Today, a global sleep study is accidentally conducted on more than 1.5 billion people on 70 continents each year. We call it Daylight Saving. In the spring, when we switch to summer time, the day is only 23 hours long, so we lose a whole hour of sleep. The next day, there is a 24% increase in heart attacks worldwide.
Insufficient sleep also affects male sex hormones. One study looked at healthy young men who slept four hours a night for four nights. They ended up with the testosterone levels of a man around 10 years old. In other words, in terms of hormonal virility, a few consecutive nights of insufficient sleep will make a man about ten years old. Similar changes in women’s reproductive health and hormonal profiles occur in young women who don’t get enough sleep.
What about lack of sleep affecting a vaccine injection? Well, if you don’t get enough sleep in the week before your annual flu shot, your immune system will produce less than 50% of its regular antibody response – and your vaccine will be much less effective. In another way related to the immune system, if you consistently sleep less than seven hours a night, you are three times more likely to be infected with a cold from a rhinovirus.
In addition to interfering with your body weight and immune system, insufficient sleep is found to be one of the most important lifestyle factors associated with Alzheimer’s disease. For some time now, we’ve known that people who get six hours of sleep or less per night, or those with sleep apnea or insomnia, are at a higher risk for Alzheimer’s disease.

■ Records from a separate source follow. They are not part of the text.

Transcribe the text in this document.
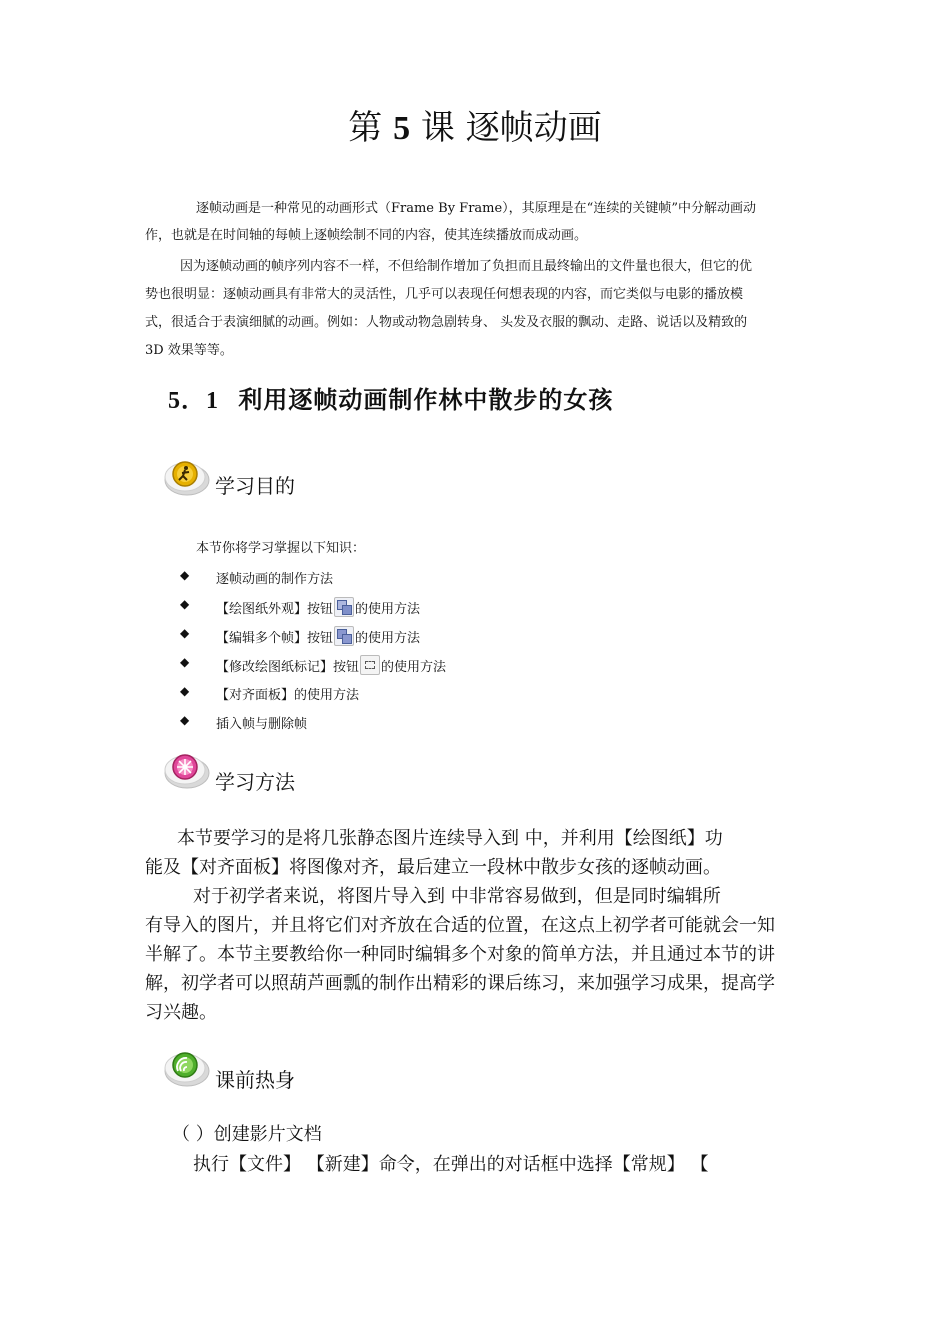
第 5 课 逐帧动画
逐帧动画是一种常见的动画形式（Frame By Frame），其原理是在“连续的关键帧”中分解动画动
作，也就是在时间轴的每帧上逐帧绘制不同的内容，使其连续播放而成动画。
因为逐帧动画的帧序列内容不一样，不但给制作增加了负担而且最终输出的文件量也很大，但它的优
势也很明显：逐帧动画具有非常大的灵活性，几乎可以表现任何想表现的内容，而它类似与电影的播放模
式，很适合于表演细腻的动画。例如：人物或动物急剧转身、 头发及衣服的飘动、走路、说话以及精致的
3D 效果等等。
5．1 利用逐帧动画制作林中散步的女孩
学习目的
本节你将学习掌握以下知识：
◆ 逐帧动画的制作方法
◆ 【绘图纸外观】按钮 的使用方法
◆ 【编辑多个帧】按钮 的使用方法
◆ 【修改绘图纸标记】按钮 的使用方法
◆ 【对齐面板】的使用方法
◆ 插入帧与删除帧
学习方法
本节要学习的是将几张静态图片连续导入到 中，并利用【绘图纸】功
能及【对齐面板】将图像对齐，最后建立一段林中散步女孩的逐帧动画。
对于初学者来说，将图片导入到 中非常容易做到，但是同时编辑所
有导入的图片，并且将它们对齐放在合适的位置，在这点上初学者可能就会一知
半解了。本节主要教给你一种同时编辑多个对象的简单方法，并且通过本节的讲
解，初学者可以照葫芦画瓢的制作出精彩的课后练习，来加强学习成果，提高学
习兴趣。
课前热身
（ ）创建影片文档
执行【文件】 【新建】命令，在弹出的对话框中选择【常规】 【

First, a bit of contextualization. In Alzheimer’s disease, a sticky toxic protein called beta-amyloid builds up inside the brain. Fortunately, deep sleep activates a massive flushing of dangerous metabolic chemicals through what is known as the “glymphatic system”. Either missing the full 7-9 hours of sleep, or even a lack of deep sleep in the early hours of the night, leads to a sudden jump in beta-amyloid – in the blood, cerebrospinal fluid, and in the brain. . .
Now this is where evolution has been very nasty to us. This beta-amyloid chemical builds up in those very regions of the brain that generate deep sleep! You can see that this is a very nasty positive feedback loop – less deep sleep leads to more amyloid, which leads to even shallower sleep, which leads to even more amyloid and it keeps repeating itself.
Interestingly, Margaret Thatcher and Ronald Reagan both felt that sleeping time was a waste of time and that they both contracted Alzheimer’s disease.
But the good news is that treating sleep disorders in middle-aged and older adults can delay the onset of Alzheimer’s disease by up to 10 years.
So, if there is a golden rule in life, it’s to get enough sleep.